Sophie became the first member of the royal family to make an official visit to the central African country when she spent three days there, including one at the border with Sudan, before leaving on Monday afternoon.
At a hospital centre in Adre, near the border, the duchess hugged five survivors of conflict-related sexual violence after hearing what they had been through.
Sophie, 59, was in tears as she spoke to the media following the private meeting.
She said: "People are having to exchange food and water for sex, for rape. That is violence that is being enacted through conflict. It is being used as a bargaining tool.
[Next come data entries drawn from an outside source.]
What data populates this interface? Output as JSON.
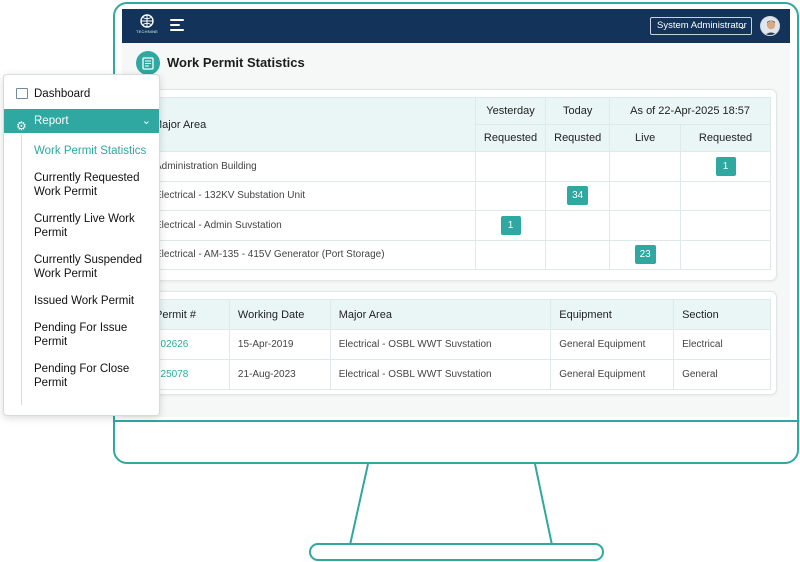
{
  "header": {
    "logo_text": "TECHNINE",
    "user_select": "System Administrator"
  },
  "page": {
    "title": "Work Permit Statistics"
  },
  "sidebar": {
    "dashboard_label": "Dashboard",
    "report_label": "Report",
    "sub_items": [
      "Work Permit Statistics",
      "Currently Requested Work Permit",
      "Currently Live Work Permit",
      "Currently Suspended Work Permit",
      "Issued Work Permit",
      "Pending For Issue Permit",
      "Pending For Close Permit"
    ]
  },
  "stats_table": {
    "col_major_area": "Major Area",
    "group_yesterday": "Yesterday",
    "group_today": "Today",
    "group_asof": "As of 22-Apr-2025 18:57",
    "sub_yesterday": "Requested",
    "sub_today": "Requsted",
    "sub_live": "Live",
    "sub_requested": "Requested",
    "rows": [
      {
        "area": "Administration Building",
        "yesterday": "",
        "today": "",
        "live": "",
        "requested": "1"
      },
      {
        "area": "Electrical - 132KV Substation Unit",
        "yesterday": "",
        "today": "34",
        "live": "",
        "requested": ""
      },
      {
        "area": "Electrical - Admin Suvstation",
        "yesterday": "1",
        "today": "",
        "live": "",
        "requested": ""
      },
      {
        "area": "Electrical - AM-135 - 415V Generator (Port Storage)",
        "yesterday": "",
        "today": "",
        "live": "23",
        "requested": ""
      }
    ]
  },
  "permit_table": {
    "headers": [
      "Permit #",
      "Working Date",
      "Major Area",
      "Equipment",
      "Section"
    ],
    "rows": [
      {
        "permit": "202626",
        "date": "15-Apr-2019",
        "area": "Electrical - OSBL WWT Suvstation",
        "equipment": "General Equipment",
        "section": "Electrical"
      },
      {
        "permit": "125078",
        "date": "21-Aug-2023",
        "area": "Electrical - OSBL WWT Suvstation",
        "equipment": "General Equipment",
        "section": "General"
      }
    ]
  },
  "colors": {
    "accent": "#2ea8a0",
    "header_bg": "#14335a",
    "table_header_bg": "#eaf6f5"
  }
}
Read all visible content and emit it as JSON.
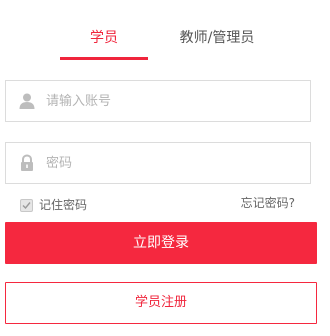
{
  "tabs": {
    "student_label": "学员",
    "teacher_label": "教师/管理员",
    "active": "student"
  },
  "form": {
    "account_placeholder": "请输入账号",
    "account_value": "",
    "password_placeholder": "密码",
    "password_value": "",
    "remember_label": "记住密码",
    "remember_checked": true,
    "forgot_label": "忘记密码?"
  },
  "buttons": {
    "login_label": "立即登录",
    "register_label": "学员注册"
  },
  "colors": {
    "accent": "#f5283f",
    "icon_gray": "#bdbdbd",
    "border": "#dcdcdc"
  },
  "icons": {
    "account": "user-icon",
    "password": "lock-icon",
    "remember": "check-icon"
  }
}
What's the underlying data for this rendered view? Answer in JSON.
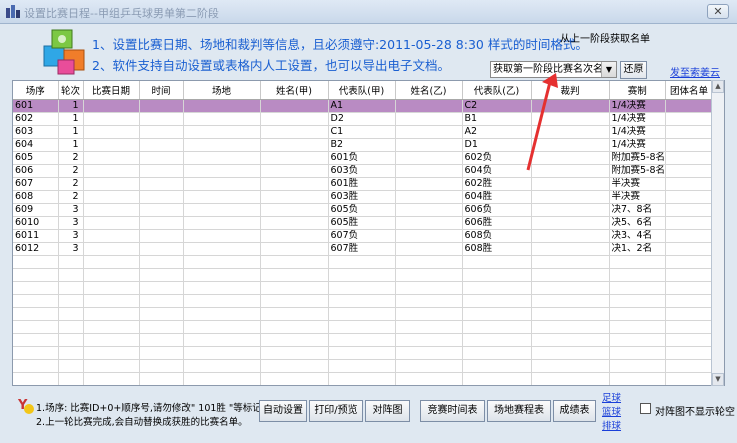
{
  "window": {
    "title": "设置比赛日程--甲组乒乓球男单第二阶段",
    "close_symbol": "✕"
  },
  "info": {
    "line1": "1、设置比赛日期、场地和裁判等信息，且必须遵守:2011-05-28  8:30 样式的时间格式。",
    "line2": "2、软件支持自动设置或表格内人工设置，也可以导出电子文档。",
    "from_previous": "从上一阶段获取名单"
  },
  "controls": {
    "select_value": "获取第一阶段比赛名次名单",
    "select_arrow": "▼",
    "restore_label": "还原",
    "feedback_link": "发至索姜云"
  },
  "table": {
    "columns": [
      "场序",
      "轮次",
      "比赛日期",
      "时间",
      "场地",
      "姓名(甲)",
      "代表队(甲)",
      "姓名(乙)",
      "代表队(乙)",
      "裁判",
      "赛制",
      "团体名单"
    ],
    "rows": [
      [
        "601",
        "1",
        "",
        "",
        "",
        "",
        "A1",
        "",
        "C2",
        "",
        "1/4决赛",
        ""
      ],
      [
        "602",
        "1",
        "",
        "",
        "",
        "",
        "D2",
        "",
        "B1",
        "",
        "1/4决赛",
        ""
      ],
      [
        "603",
        "1",
        "",
        "",
        "",
        "",
        "C1",
        "",
        "A2",
        "",
        "1/4决赛",
        ""
      ],
      [
        "604",
        "1",
        "",
        "",
        "",
        "",
        "B2",
        "",
        "D1",
        "",
        "1/4决赛",
        ""
      ],
      [
        "605",
        "2",
        "",
        "",
        "",
        "",
        "601负",
        "",
        "602负",
        "",
        "附加赛5-8名",
        ""
      ],
      [
        "606",
        "2",
        "",
        "",
        "",
        "",
        "603负",
        "",
        "604负",
        "",
        "附加赛5-8名",
        ""
      ],
      [
        "607",
        "2",
        "",
        "",
        "",
        "",
        "601胜",
        "",
        "602胜",
        "",
        "半决赛",
        ""
      ],
      [
        "608",
        "2",
        "",
        "",
        "",
        "",
        "603胜",
        "",
        "604胜",
        "",
        "半决赛",
        ""
      ],
      [
        "609",
        "3",
        "",
        "",
        "",
        "",
        "605负",
        "",
        "606负",
        "",
        "决7、8名",
        ""
      ],
      [
        "6010",
        "3",
        "",
        "",
        "",
        "",
        "605胜",
        "",
        "606胜",
        "",
        "决5、6名",
        ""
      ],
      [
        "6011",
        "3",
        "",
        "",
        "",
        "",
        "607负",
        "",
        "608负",
        "",
        "决3、4名",
        ""
      ],
      [
        "6012",
        "3",
        "",
        "",
        "",
        "",
        "607胜",
        "",
        "608胜",
        "",
        "决1、2名",
        ""
      ]
    ],
    "selected_row": 0
  },
  "scroll": {
    "up": "▲",
    "down": "▼"
  },
  "notes": {
    "logo": "Y",
    "note1": "1.场序: 比赛ID+0+顺序号,请勿修改\" 101胜 \"等标记。",
    "note2": "2.上一轮比赛完成,会自动替换成获胜的比赛名单。"
  },
  "buttons": {
    "auto": "自动设置",
    "print": "打印/预览",
    "draw": "对阵图",
    "time_table": "竞赛时间表",
    "venue_table": "场地赛程表",
    "results": "成绩表"
  },
  "sports_links": [
    "足球",
    "篮球",
    "排球"
  ],
  "checkbox_label": "对阵图不显示轮空",
  "colors": {
    "title_blue": "#1a5fd1",
    "selected_row": "#b98bc3",
    "arrow_red": "#e53030"
  }
}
"These women have no option but to leave. And, even then, they're lucky if some of them can get away because some of the villages and towns that they come from they can't even leave their houses any more. If they leave their houses they get killed."
"What they do to the children is... I can't even use the words."
The duchess, who has two children, Lady Louise Windsor, 20, and 16-year-old James - the Earl of Wessex with her husband the Duke of Edinburgh, Edward, admitted she was "quite wobbly" after hearing the women's experiences, which she described as "devastating".
One of the women who Sophie met said afterwards she had fled the city of Geneina, in the west Darfur region of Sudan, after thousands of people were killed in a matter of days.
The woman said her family had been threatened with death and rape if they left their home, while her teenage son and brothers were among men who were rounded up and taken away.
She described seeing bodies piled up in the street "like a wall".